Operator Overloading

Some O-O languages allow you to overload an operator. C++ is an example of one such language. Operator overloading allows you to change the meaning of an operator. For example, most people, when they see a plus sign, assume that it represents addition. If you see this equation

X = 5 + 6;

you expect that X would contain the value 11. And in this case, you would be correct.

However, there are times when a plus sign could represent something else. For example, in the following code:

String firstName = "Joe", lastName = "Smith";String Name = firstName + " " + lastName;

You would expect that Name would contain Joe Smith. The plus sign here has been overloaded to perform string concatenation.

String Concatenation

String concatenation is when two strings are combined to create a single string.

In the context of strings, the plus sign does not mean addition of integers or floats, but concatenation of strings.

What about matrix addition? You could have code like this:

Matrix A, B, C;C = A + B;

Thus, the plus sign now performs matrix addition, not addition of integers or floats.

Overloading is a powerful mechanism. However, it can be downright confusing for people who read and maintain code. In fact, developers can confuse themselves.

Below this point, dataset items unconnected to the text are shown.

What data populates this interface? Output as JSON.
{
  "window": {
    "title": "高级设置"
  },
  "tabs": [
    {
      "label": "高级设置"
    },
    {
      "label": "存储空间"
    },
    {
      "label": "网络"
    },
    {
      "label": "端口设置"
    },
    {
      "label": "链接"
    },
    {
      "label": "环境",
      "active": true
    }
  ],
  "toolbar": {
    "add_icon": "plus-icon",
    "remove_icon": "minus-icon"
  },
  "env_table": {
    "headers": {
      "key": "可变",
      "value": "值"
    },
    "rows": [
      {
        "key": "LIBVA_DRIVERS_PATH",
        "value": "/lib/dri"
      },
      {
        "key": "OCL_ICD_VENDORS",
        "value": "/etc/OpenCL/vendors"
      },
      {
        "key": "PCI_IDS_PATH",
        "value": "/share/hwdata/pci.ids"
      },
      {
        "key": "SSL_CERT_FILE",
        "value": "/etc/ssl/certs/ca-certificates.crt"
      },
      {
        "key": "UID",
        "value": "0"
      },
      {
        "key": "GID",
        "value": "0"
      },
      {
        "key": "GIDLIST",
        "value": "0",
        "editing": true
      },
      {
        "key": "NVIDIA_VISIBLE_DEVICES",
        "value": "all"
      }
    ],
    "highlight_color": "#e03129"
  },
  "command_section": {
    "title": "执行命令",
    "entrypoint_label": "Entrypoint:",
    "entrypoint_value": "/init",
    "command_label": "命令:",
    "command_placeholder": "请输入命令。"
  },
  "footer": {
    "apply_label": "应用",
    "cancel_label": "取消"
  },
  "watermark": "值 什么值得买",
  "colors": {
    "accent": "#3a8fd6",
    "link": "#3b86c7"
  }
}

Java does not allow the option of overloading operators. The language itself does overload the plus sign for string concatenation, but that is it. The designers of Java must have decided that operator overloading was more of a problem than it was worth. If you must use operator overloading, take care not to confuse the people who will use the class.

Multiple Inheritance

As the name implies, multiple inheritance allows a class to inherit from more than one class. In practice this seems like a great idea. Objects are supposed to model the real world, are they not? And there are many real-world examples of multiple inheritance. Parents are a good example of multiple inheritance. Each child has two parents—that's just the way it is. So it makes sense that you can design classes by using multiple inheritance. And in some O-O languages, such as C++, you can.

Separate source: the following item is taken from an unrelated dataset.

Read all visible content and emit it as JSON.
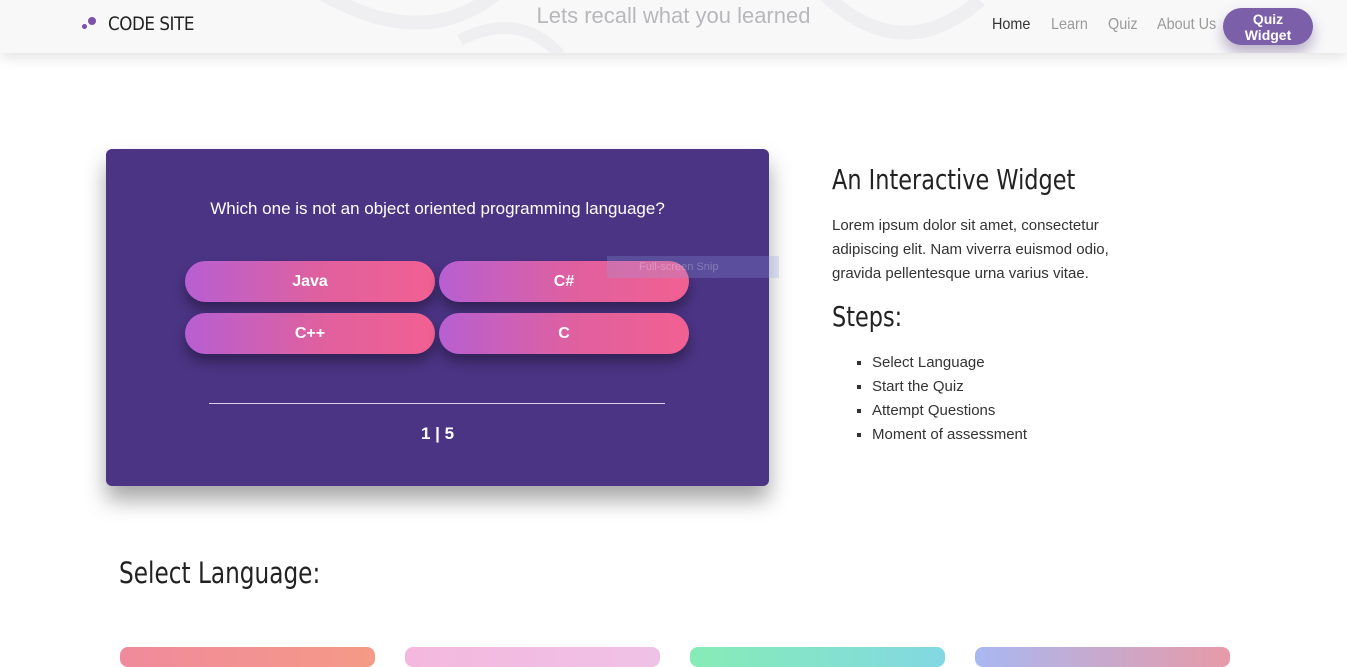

However, this situation falls into a category similar to operator overloading. Multiple inheritance is a very powerful technique, and in fact, some problems are quite difficult to do without it. Multiple inheritance can even solve some problems quite elegantly. However, multiple inheritance can significantly increase the complexity of a system.

As with operator overloading, the designers of Java decided that the increased complexity of allowing multiple inheritance far outweighed its advantages, so they eliminated it from the language. In some ways, the Java language construct of interfaces compensates for this; however, the bottom line is that Java does not allow conventional multiple inheritance.

Behavioral and Implementation Inheritance

Java interfaces are a mechanism for behavioral inheritance, whereas abstract classes are used for implementation inheritance. The bottom line is that Java interfaces provide interfaces, but no implementation, whereas abstract classes may provide both interfaces and implementation.